Trading is a cerebral profession, it’s neither a team, or an individual player sport. However, analysts, traders and market commentators often use sporting analogies to make our points. We’ll talk about having “the guts to get up off the floor”, as if losing a series of trades is similar to a concussed boxer trying to win a fight on points. We’ll talk about “never giving up until the race is run”. How winning the bronze can be considered as good as “winning the gold” and it is if you’ve finished third in a world class field of competitors after four years of dedication. As with many aspects of ‘life advice’, some of the sporting references we’ll read are relevant to the skills and human qualities we need to trade successfully.
Undoubtedly, the psychology involved for the training of elite athletes does have absolute relevance and context for retail trading, particularly as the psychology can be (and often is) self taught.
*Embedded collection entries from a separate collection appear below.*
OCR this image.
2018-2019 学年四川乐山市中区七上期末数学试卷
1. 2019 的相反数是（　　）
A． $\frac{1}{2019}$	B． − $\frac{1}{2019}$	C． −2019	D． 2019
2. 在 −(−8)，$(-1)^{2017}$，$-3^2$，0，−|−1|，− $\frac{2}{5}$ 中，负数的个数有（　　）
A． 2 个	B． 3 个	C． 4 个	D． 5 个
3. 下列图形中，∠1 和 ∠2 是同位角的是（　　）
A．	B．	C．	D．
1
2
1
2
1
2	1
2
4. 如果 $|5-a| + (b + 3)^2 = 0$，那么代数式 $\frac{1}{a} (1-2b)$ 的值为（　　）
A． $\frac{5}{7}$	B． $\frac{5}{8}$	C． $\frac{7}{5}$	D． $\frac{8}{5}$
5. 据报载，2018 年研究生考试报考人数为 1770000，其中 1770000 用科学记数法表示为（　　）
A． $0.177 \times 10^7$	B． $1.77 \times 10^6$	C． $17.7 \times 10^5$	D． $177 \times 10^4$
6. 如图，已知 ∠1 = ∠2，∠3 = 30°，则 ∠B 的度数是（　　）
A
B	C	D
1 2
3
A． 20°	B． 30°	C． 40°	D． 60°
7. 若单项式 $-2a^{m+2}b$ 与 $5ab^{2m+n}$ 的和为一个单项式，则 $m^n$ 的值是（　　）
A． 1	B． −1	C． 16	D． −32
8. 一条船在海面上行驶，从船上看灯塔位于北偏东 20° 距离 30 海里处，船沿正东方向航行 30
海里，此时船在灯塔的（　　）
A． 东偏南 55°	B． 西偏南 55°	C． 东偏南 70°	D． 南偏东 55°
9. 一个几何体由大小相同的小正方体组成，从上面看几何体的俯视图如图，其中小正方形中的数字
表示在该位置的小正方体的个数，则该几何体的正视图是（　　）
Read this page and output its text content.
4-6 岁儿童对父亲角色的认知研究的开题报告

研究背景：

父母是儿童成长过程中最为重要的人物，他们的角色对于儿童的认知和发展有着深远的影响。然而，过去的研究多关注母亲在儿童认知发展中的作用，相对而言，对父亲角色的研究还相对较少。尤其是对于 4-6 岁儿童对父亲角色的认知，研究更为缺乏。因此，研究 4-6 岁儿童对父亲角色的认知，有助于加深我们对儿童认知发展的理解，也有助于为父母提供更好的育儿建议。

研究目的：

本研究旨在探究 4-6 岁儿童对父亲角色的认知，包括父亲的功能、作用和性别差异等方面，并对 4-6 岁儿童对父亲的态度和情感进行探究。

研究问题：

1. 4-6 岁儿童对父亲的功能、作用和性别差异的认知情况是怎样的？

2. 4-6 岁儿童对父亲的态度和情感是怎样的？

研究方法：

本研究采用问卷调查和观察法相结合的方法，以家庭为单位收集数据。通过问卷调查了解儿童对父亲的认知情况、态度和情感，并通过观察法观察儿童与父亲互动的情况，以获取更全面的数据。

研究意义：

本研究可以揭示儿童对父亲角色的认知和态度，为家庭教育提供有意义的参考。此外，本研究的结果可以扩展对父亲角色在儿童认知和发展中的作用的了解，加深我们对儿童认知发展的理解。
Getting your mindset right, getting your “head in the right place” in order to trade effectively, cannot be underestimated, in terms of the impact it can have on your bottom line. Let’s not forget that the “M of mindset” is one of the three critical success factors in our 3Ms trading plan; mindset, method and money management.
There are other sporting references and examples that are relevant to trading and one of them is visualisation. There are some excellent high profile examples of this. In team sports, were an individual action is required.
This visualisation is an integral part of our mindset approach, if we’re manual traders it’s essential that when our trading alerts chime; perhaps our two moving averages cross, or price reaches a level of support or resistance, validating our strategy, that we don’t hesitate and we take our trades without fear or doubt. Not every trade we take will be successful as manual traders, but we have to take the trade, it forms part of our trading strategy and overall methodology. If we don’t then our distribution of winners versus losers might be skewed.
Setting your trading plan goals
There’s also an extension to the visualisation concept and it involves where you envisage yourself in terms of trading. Where do you imagine you’ll be with perhaps two years of continual forex trading completed? Can we set ourselves goals, promise ourselves rewards, how will we have developed as human beings during the (sometimes daunting) self education process we’ll have embarked on?
We don’t work in academia, no one will be paying us a monthly salary for our deep thoughts and theories, we’re paid by the market for positive results. We have to take money out of the FX markets in order to survive and potentially thrive. We operate in a brutal commercial world, in which only the fittest survive and by “fittest” we mean those who’ve highly tuned themselves mentally to operate in our industry. Visualising your eventual success, setting goals, ensuring your trading actions are as robotic and automatic, having a winner’s mentality and mindset is crucial to your performance as a trader.